Встретил Колю Бармина. Того, что делал для моего погибшего племянника гробик-шкатулку. На два класса младше меня учился. И учился неплохо, на чатвёрки да пятёрки, и рисовал замечательно – малых детей и стариков, те уж как вылитые, получались, лес нарисует – как картинка, коня, собаку или кошку – ну хоть на выставку вези, на стену вешай. Поступать после школы никуда не стал, и никуда, если не считать срочную службу танкистом в ГСВГ, из Сретенска не выезжал. Сначала в колхозе работал, колхоз имени Дзержинского (ссылку очередную отбывал неподалёку тут Железный Феликс), как и все другие, развалился, кочегаром в школьную котельную устроился. Теперь, как школу закрыли, разными промыслами – грибы, ягоды, орехи кедровые, охота и рыбалка, дёготь гонит на продажу, если закажет кто, и бересту дерёт, – промыслами этими да пасекой держится. В детстве на девочку похож был Коля, и спутать можно было, кто его не знал. Глаза большие, серо-зелёные, с длинными ресницами, волосы светло-русые, с завитушками на висках. Девчонки, с ним встречаясь, пели: «Коля, Коля, Николай, сиди дома, не гуляй, а то девушки придут, поцелуют и уйдут». Краснел Коля, смущался. «Колька у меня сисьнительный, – говорит о нём его мать, тётка Прасковья. – Как тока и жанился, не оробел. Ольга сумела, охмурила, не пропустила мимо рук. Без колдовства оно не обошлось, канешна». Отец его утонул в Кеми, когда Коле было семь лет. Божий человек был, муравья не обидит.

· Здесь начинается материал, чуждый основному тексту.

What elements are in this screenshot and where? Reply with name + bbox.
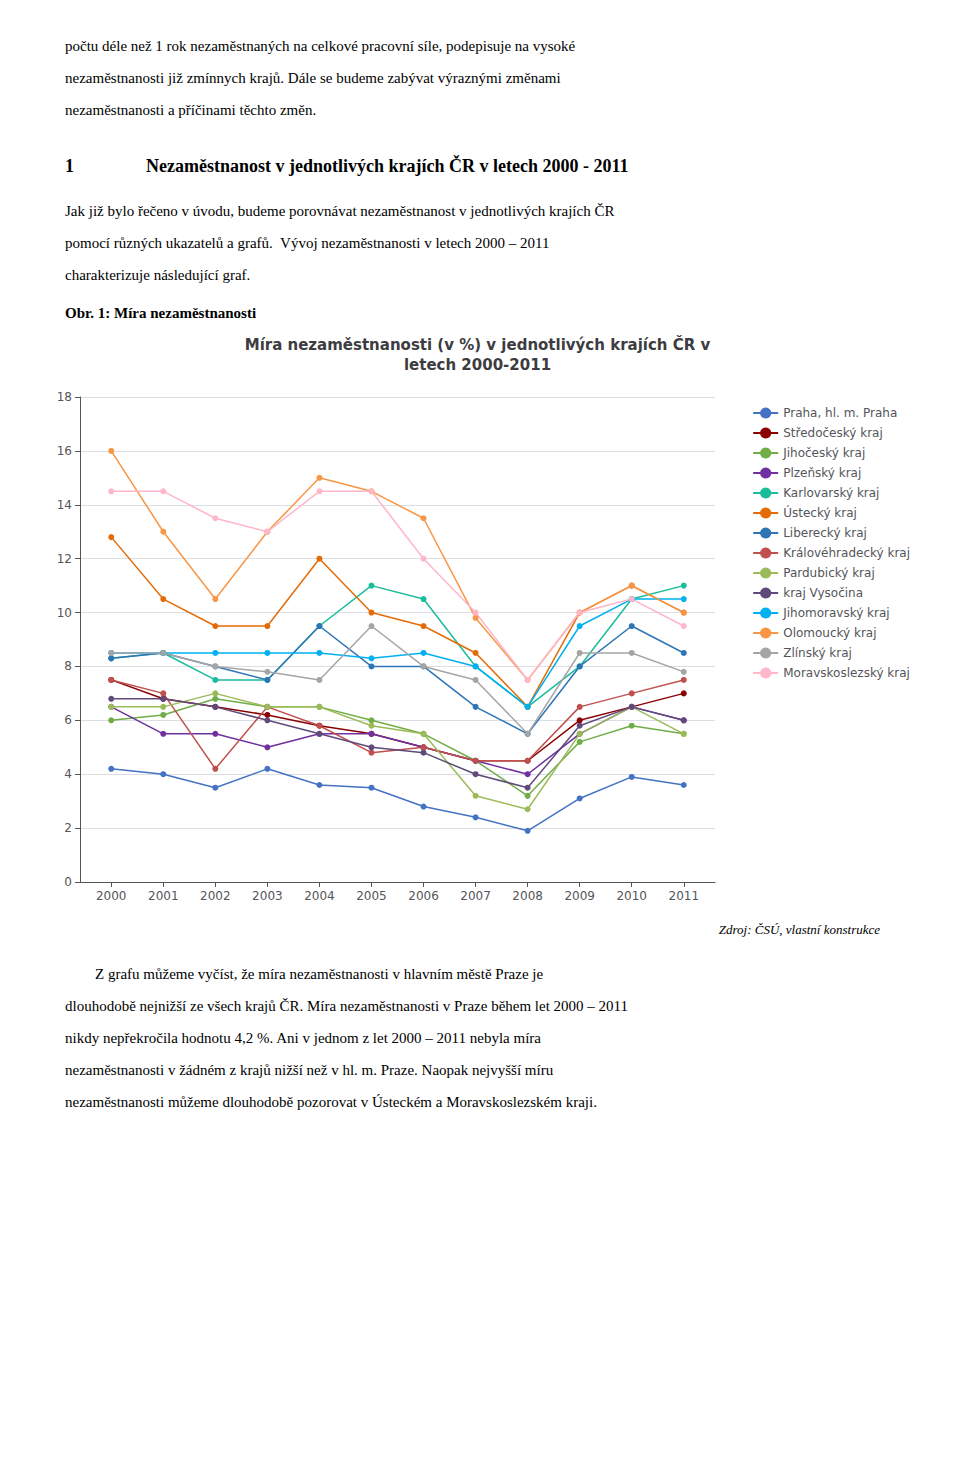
html-text:pomocí různých ukazatelů a gra: pomocí různých ukazatelů a grafů. Vývoj … [65, 235, 550, 251]
svg-text:2006: 2006 [408, 889, 439, 903]
html-text:dlouhodobě nejnižší ze všech k: dlouhodobě nejnižší ze všech krajů ČR. M… [65, 998, 629, 1014]
svg-text:Středočeský kraj: Středočeský kraj [783, 426, 883, 440]
svg-text:2002: 2002 [200, 889, 231, 903]
svg-text:4: 4 [64, 767, 72, 781]
svg-text:Praha, hl. m. Praha: Praha, hl. m. Praha [783, 406, 897, 420]
html-text:Obr. 1: Míra nezaměstnanosti: Obr. 1: Míra nezaměstnanosti [65, 305, 257, 321]
svg-text:Zlínský kraj: Zlínský kraj [783, 646, 852, 660]
svg-text:2004: 2004 [304, 889, 335, 903]
svg-text:8: 8 [64, 659, 72, 673]
svg-text:2000: 2000 [96, 889, 127, 903]
svg-text:Olomoucký kraj: Olomoucký kraj [783, 626, 876, 640]
html-text:nezaměstnanosti již zmínnych k: nezaměstnanosti již zmínnych krajů. Dále… [65, 70, 561, 86]
svg-text:letech 2000-2011: letech 2000-2011 [404, 356, 551, 374]
html-text:počtu déle než 1 rok nezaměstn: počtu déle než 1 rok nezaměstnaných na c… [65, 38, 576, 54]
html-text:nezaměstnanosti můžeme dlouhod: nezaměstnanosti můžeme dlouhodobě pozoro… [65, 1094, 597, 1110]
svg-text:Míra nezaměstnanosti (v %) v j: Míra nezaměstnanosti (v %) v jednotlivýc… [245, 335, 711, 354]
svg-text:2011: 2011 [668, 889, 699, 903]
svg-text:2010: 2010 [616, 889, 647, 903]
svg-text:Ústecký kraj: Ústecký kraj [783, 505, 857, 520]
html-text:nezaměstnanosti a příčinami tě: nezaměstnanosti a příčinami těchto změn. [65, 102, 317, 118]
svg-text:2001: 2001 [148, 889, 179, 903]
svg-text:Jihočeský kraj: Jihočeský kraj [782, 446, 865, 460]
svg-text:12: 12 [57, 552, 72, 566]
html-text:nezaměstnanosti v žádném z kra: nezaměstnanosti v žádném z krajů nižší n… [65, 1062, 554, 1078]
svg-text:6: 6 [64, 713, 72, 727]
svg-text:Pardubický kraj: Pardubický kraj [783, 566, 875, 580]
svg-text:14: 14 [57, 498, 72, 512]
svg-text:Liberecký kraj: Liberecký kraj [783, 526, 867, 540]
svg-text:2: 2 [64, 821, 72, 835]
svg-text:kraj Vysočina: kraj Vysočina [783, 586, 863, 600]
svg-text:2003: 2003 [252, 889, 283, 903]
svg-text:Plzeňský kraj: Plzeňský kraj [783, 466, 861, 480]
svg-text:2009: 2009 [564, 889, 595, 903]
svg-text:0: 0 [64, 875, 72, 889]
svg-text:2007: 2007 [460, 889, 491, 903]
html-text:Jak již bylo řečeno v úvodu, b: Jak již bylo řečeno v úvodu, budeme poro… [65, 203, 615, 219]
html-text:Zdroj: ČSÚ, vlastní konstrukce: Zdroj: ČSÚ, vlastní konstrukce [718, 922, 880, 937]
svg-text:Karlovarský kraj: Karlovarský kraj [783, 486, 879, 500]
html-text:1 Nezaměstnanost v jednotlivýc: 1 Nezaměstnanost v jednotlivých krajích … [65, 156, 629, 176]
svg-text:Královéhradecký kraj: Královéhradecký kraj [783, 546, 910, 560]
html-text:Z grafu můžeme vyčíst, že míra: Z grafu můžeme vyčíst, že míra nezaměstn… [65, 966, 544, 982]
svg-text:10: 10 [57, 606, 72, 620]
svg-text:18: 18 [57, 390, 72, 404]
svg-text:Jihomoravský kraj: Jihomoravský kraj [782, 606, 890, 620]
svg-text:16: 16 [57, 444, 72, 458]
svg-text:Moravskoslezský kraj: Moravskoslezský kraj [783, 666, 910, 680]
svg-text:2008: 2008 [512, 889, 543, 903]
html-text:charakterizuje následující gra: charakterizuje následující graf. [65, 267, 251, 283]
svg-text:2005: 2005 [356, 889, 387, 903]
html-text:nikdy nepřekročila hodnotu 4,2: nikdy nepřekročila hodnotu 4,2 %. Ani v … [65, 1030, 541, 1046]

На свежем воздухе крепкий дух недавно выпитой самогонки исходит от Коли. Уж извини, Иван, малёхо дёрнул. Да ладно, ладно. Улыбается широко – скуластый стал, остяцкая порода проявилась, оттеснив русскую – рот полый, с редкими, чёрно-бурыми зубами, от табака и чая крепкого. Может, и вставил бы, но денег нет, да и без них оно не худо – не болят, не ноют от студёного, и к врачам с имя не надо обращаться. Щёки впалые – будто курил Коля, дым в себя, всосав щёки, втянул, дым после выпустил, а щёки так всосанными и остались.

Рассказал Коля, как два дня назад, когда сильно метелило и света белого не видно было, шёл он от Сани-кержака из-за речки, из Нижней половины, заблудился. Без навигатора же был. Услышал, а потом и разглядел, что трактор сена зарод из-за реки везёт кому-то. Пристроился сзади, решив, вот он меня и выведет, мол, куда надо. Заехал в чей-то огород трактор, тракторист сани с зародом отцепил и уехал. А он, Коля, стал ходить по глубокому снегу вокруг зарода и выхода из огорода никак не может найти, и в чьём находится он огороде, понять не может. Как кто-то водит, не иначе. Потом слышит голос Ольги – жена его – и думает, что ему чудится. Голос как с неба будто раздаётся. Нет, настоящая – предстала перед ним. Как лист перед травой, хоть и не звал её, не кликал. Палкой по спине его хорошо отоварила, он сразу и выход из чужого огорода нашёл и до своего дома скоро добежал, не промазал. Дома добавила жена, уже не больно, но обидно – мёрзлой метлой, руками тока закрывался, ушёл в подсобку ночевать, а чё поделашь, драться с ней, с жэншиной, не станешь; в подсобке бражка оставалась – тяпнул.